Figure out what price range you're in - $10/mo vs. $100 vs. $1K vs. $10K vs. $1M. Before trying to optimize specific numbers, find out what range your product belongs to.
Ant Financial’s IPO
Ant Financial is expected to begin trading on November 5th and will likely be one of the largest fintech offerings on record, if not the largest technology IPO overall.
Lillian Li of Eight Roads Capital wrote a great piece covering Ant Financial’s history, product, and company strategy.
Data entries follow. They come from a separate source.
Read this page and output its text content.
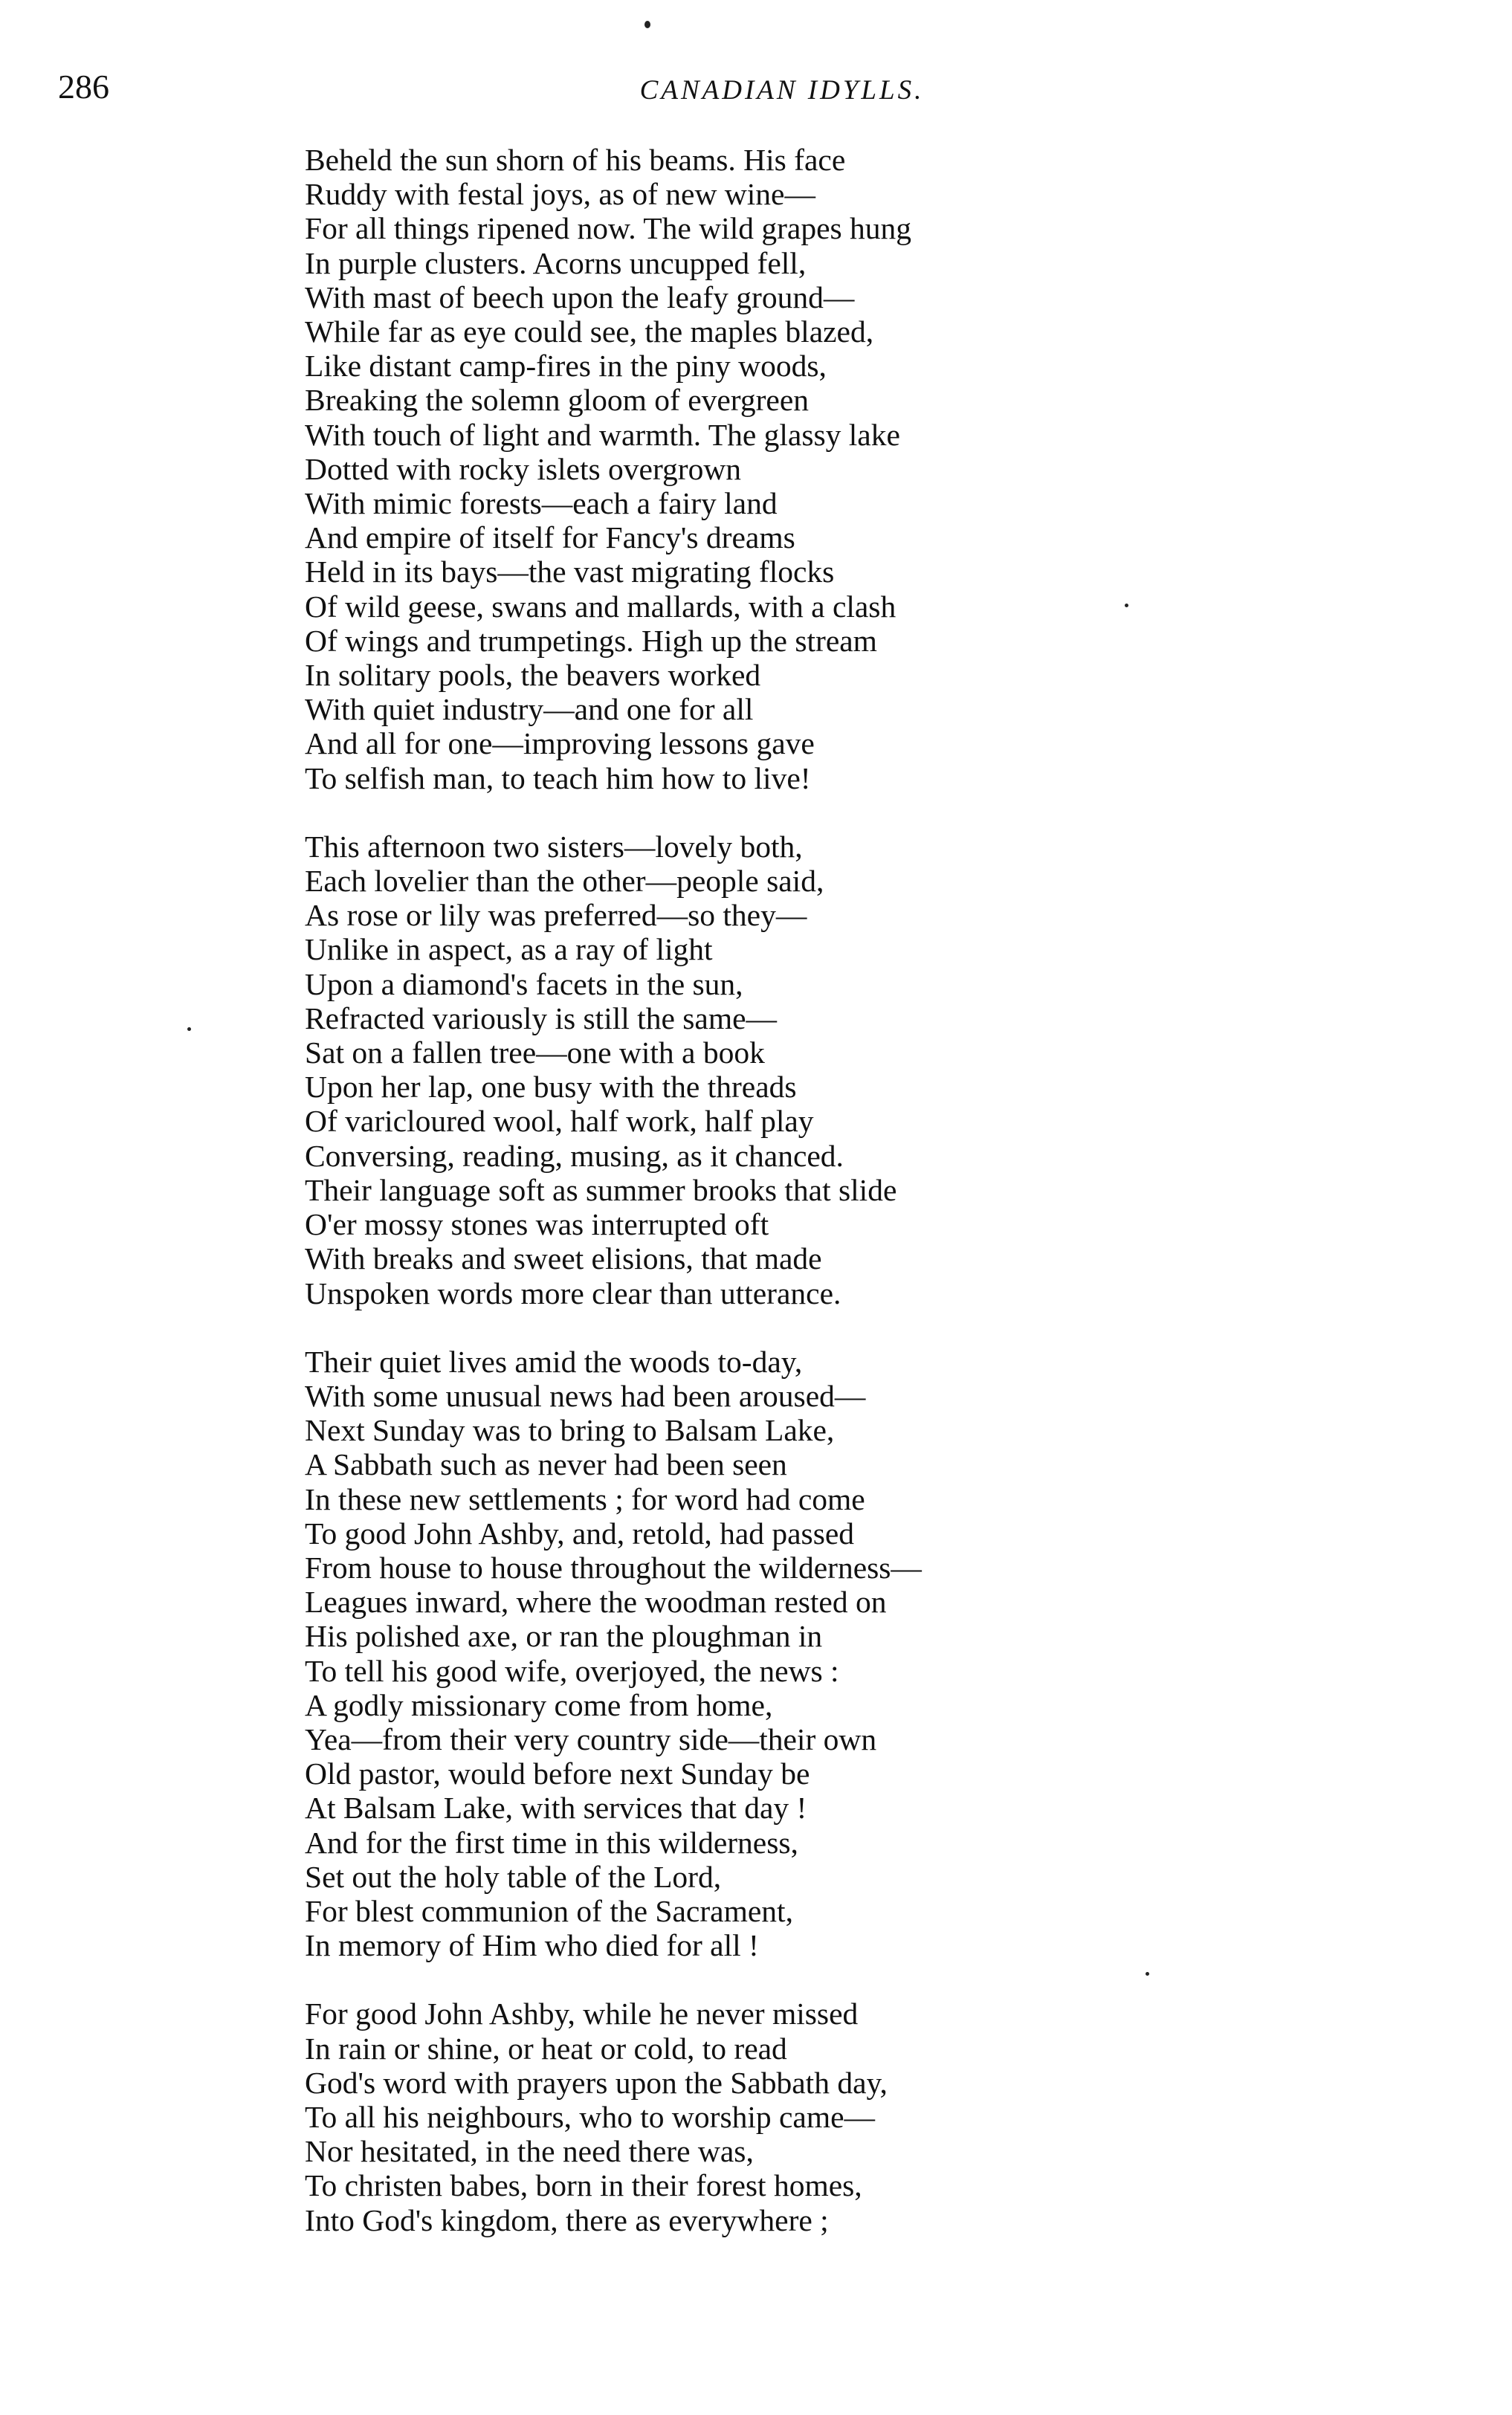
286	CANADIAN IDYLLS.
Beheld the sun shorn of his beams. His face
Ruddy with festal joys, as of new wine—
For all things ripened now. The wild grapes hung
In purple clusters. Acorns uncupped fell,
With mast of beech upon the leafy ground—
While far as eye could see, the maples blazed,
Like distant camp-fires in the piny woods,
Breaking the solemn gloom of evergreen
With touch of light and warmth. The glassy lake
Dotted with rocky islets overgrown
With mimic forests—each a fairy land
And empire of itself for Fancy's dreams
Held in its bays—the vast migrating flocks
Of wild geese, swans and mallards, with a clash
Of wings and trumpetings. High up the stream
In solitary pools, the beavers worked
With quiet industry—and one for all
And all for one—improving lessons gave
To selfish man, to teach him how to live!
This afternoon two sisters—lovely both,
Each lovelier than the other—people said,
As rose or lily was preferred—so they—
Unlike in aspect, as a ray of light
Upon a diamond's facets in the sun,
Refracted variously is still the same—
Sat on a fallen tree—one with a book
Upon her lap, one busy with the threads
Of varicloured wool, half work, half play
Conversing, reading, musing, as it chanced.
Their language soft as summer brooks that slide
O'er mossy stones was interrupted oft
With breaks and sweet elisions, that made
Unspoken words more clear than utterance.
Their quiet lives amid the woods to-day,
With some unusual news had been aroused—
Next Sunday was to bring to Balsam Lake,
A Sabbath such as never had been seen
In these new settlements ; for word had come
To good John Ashby, and, retold, had passed
From house to house throughout the wilderness—
Leagues inward, where the woodman rested on
His polished axe, or ran the ploughman in
To tell his good wife, overjoyed, the news :
A godly missionary come from home,
Yea—from their very country side—their own
Old pastor, would before next Sunday be
At Balsam Lake, with services that day !
And for the first time in this wilderness,
Set out the holy table of the Lord,
For blest communion of the Sacrament,
In memory of Him who died for all !
For good John Ashby, while he never missed
In rain or shine, or heat or cold, to read
God's word with prayers upon the Sabbath day,
To all his neighbours, who to worship came—
Nor hesitated, in the need there was,
To christen babes, born in their forest homes,
Into God's kingdom, there as everywhere ;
Just to get a basic sense of how large Ant Financial is, while Paypal processed $712B in 2019, AliPay processed $17 Trillion in mainland China alone.
Unlike their US counterparts, Ant Financial has a wide ranging portfolio of fintech products including payments & credit (for both consumers and business), wealth management & investment products, and individualized insurance products. Similar to Amazon, they are their own first and best customer in each market, and they use their entire user base to drive very low customer acquisition costs for all of their products and offerings.
If you’re into fintech, you have to know what Ant Financial is all about and Lillian did a great job profiling the company.
Good/Bad Product Managers
In Ben Horowitz’s classic post on Product Managers (PMs), he details out the principals PM’s follow (both good and bad ones) to achieve results.
TLDR Good product managers are: The CEO of the product, balances all of the goals of the company and each function, clearly defines product requirements in writing, and knows the advantages of their product compared to others.
H/T to Sriram Krishnan for reposting this post in a clearer and concise format.
Bonus: Deepfakes
I’ve read about deepfakes and have seen them before but nothing compares to this one. Nothing in that video is real. Get ready for a lot more chaos in our media landscape going forward.